Contributing to the accident were the line service technician’s inadvertent misfueling of the airplane, the pilot’s inadequate supervision of the fuel servicing, and the fixed-base operator’s use of a small fuel nozzle on its jet fuel truck.
Total have issued a useful guide on avoiding errors in fuelling. It includes a number of deliberate steps to trap any human errors or misunderstandings consistent with our past article: Professor James Reason’s 12 Principles of Error Management
According to one refuelling company there are globally around 250,000 aircraft refuellings every day (100,000 commercial aircraft and 250.000 GA aircraft). This accident illustrates that the controls, while highly effective, can be breached, especially if there is a degree of confirmation bias.

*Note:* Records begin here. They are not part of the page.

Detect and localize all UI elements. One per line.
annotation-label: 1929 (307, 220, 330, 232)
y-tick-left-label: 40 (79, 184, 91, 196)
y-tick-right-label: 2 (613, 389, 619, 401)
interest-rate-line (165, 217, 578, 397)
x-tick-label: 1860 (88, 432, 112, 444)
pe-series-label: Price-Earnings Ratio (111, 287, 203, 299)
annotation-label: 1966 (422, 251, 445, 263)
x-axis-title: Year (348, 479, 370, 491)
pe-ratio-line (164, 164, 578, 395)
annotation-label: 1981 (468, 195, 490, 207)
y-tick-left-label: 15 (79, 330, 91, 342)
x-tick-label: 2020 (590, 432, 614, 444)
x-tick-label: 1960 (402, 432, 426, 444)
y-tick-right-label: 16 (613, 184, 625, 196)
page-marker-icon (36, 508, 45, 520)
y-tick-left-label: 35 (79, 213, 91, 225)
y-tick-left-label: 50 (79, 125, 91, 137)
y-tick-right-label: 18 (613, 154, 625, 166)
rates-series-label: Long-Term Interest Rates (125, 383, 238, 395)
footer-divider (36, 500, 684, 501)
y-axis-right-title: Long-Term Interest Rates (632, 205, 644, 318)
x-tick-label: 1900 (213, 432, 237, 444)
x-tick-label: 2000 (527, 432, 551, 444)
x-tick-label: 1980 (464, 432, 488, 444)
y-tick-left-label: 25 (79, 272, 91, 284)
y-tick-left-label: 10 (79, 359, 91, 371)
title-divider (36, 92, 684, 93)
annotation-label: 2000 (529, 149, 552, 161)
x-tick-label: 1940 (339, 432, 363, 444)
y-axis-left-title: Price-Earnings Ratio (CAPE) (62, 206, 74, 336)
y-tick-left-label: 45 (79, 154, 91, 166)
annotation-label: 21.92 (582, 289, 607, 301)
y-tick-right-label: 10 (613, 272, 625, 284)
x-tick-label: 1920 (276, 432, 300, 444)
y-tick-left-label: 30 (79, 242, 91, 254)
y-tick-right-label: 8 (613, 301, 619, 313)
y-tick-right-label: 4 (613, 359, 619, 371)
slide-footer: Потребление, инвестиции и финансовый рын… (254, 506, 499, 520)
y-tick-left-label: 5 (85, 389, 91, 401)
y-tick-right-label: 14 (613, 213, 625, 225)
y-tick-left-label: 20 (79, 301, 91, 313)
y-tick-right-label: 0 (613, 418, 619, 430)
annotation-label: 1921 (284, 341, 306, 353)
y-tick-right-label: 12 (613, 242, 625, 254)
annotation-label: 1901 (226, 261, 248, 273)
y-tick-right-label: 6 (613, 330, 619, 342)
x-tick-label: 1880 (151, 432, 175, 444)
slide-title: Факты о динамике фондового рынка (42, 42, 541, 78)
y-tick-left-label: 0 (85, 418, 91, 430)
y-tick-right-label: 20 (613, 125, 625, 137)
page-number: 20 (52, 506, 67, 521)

UPDATE 12 October 2019: Plane filled with wrong fuel before crash that killed Tampa plastic surgeon, says NTSB (Piper PA-60-602P Aerostar, N326CW).
UPDATE 25 June 2020: Japanese Jetstar Boeing 787 GEnx-1B Engine Biocide Serious Incident
UPDATE 19 July 2020: Wrong fuel added before crash of Alaska forestry plane that injured pilot and 3 firefighters, NTSB says. According to the NTSB the fuel truck driver…
…was unfamiliar with the airplane, so he queried the pilot as to where he should attach the grounding strap and the location of the fuel filler port. Before starting to refuel the airplane, he asked the pilot “do you want Prist with your Jet” to which the pilot responded that he did not. After completing the refueling process, he returned to his truck, wrote “Jet A” in the meter readings section of the prepared receipt, and presented it to the pilot for his signature. The pilot signed the receipt and was provided a copy. The fueler stated that he later added “no Prist” to his copy of the receipt.
Unfortunately the aircraft, Aero Commander 500S N909AK is powered by piston engines and should have been filled with AVGAS. A slightly degraded placard near the fuel port on the top of the wing stated, in part: “FUEL 100/100LL MINIMUM GRADE AVIATION GASOLINE ONLY CAPACITY 159.6 US GALLONS”.
All four occupants were injured when it ditched in a flood gravel pit shortly after take off.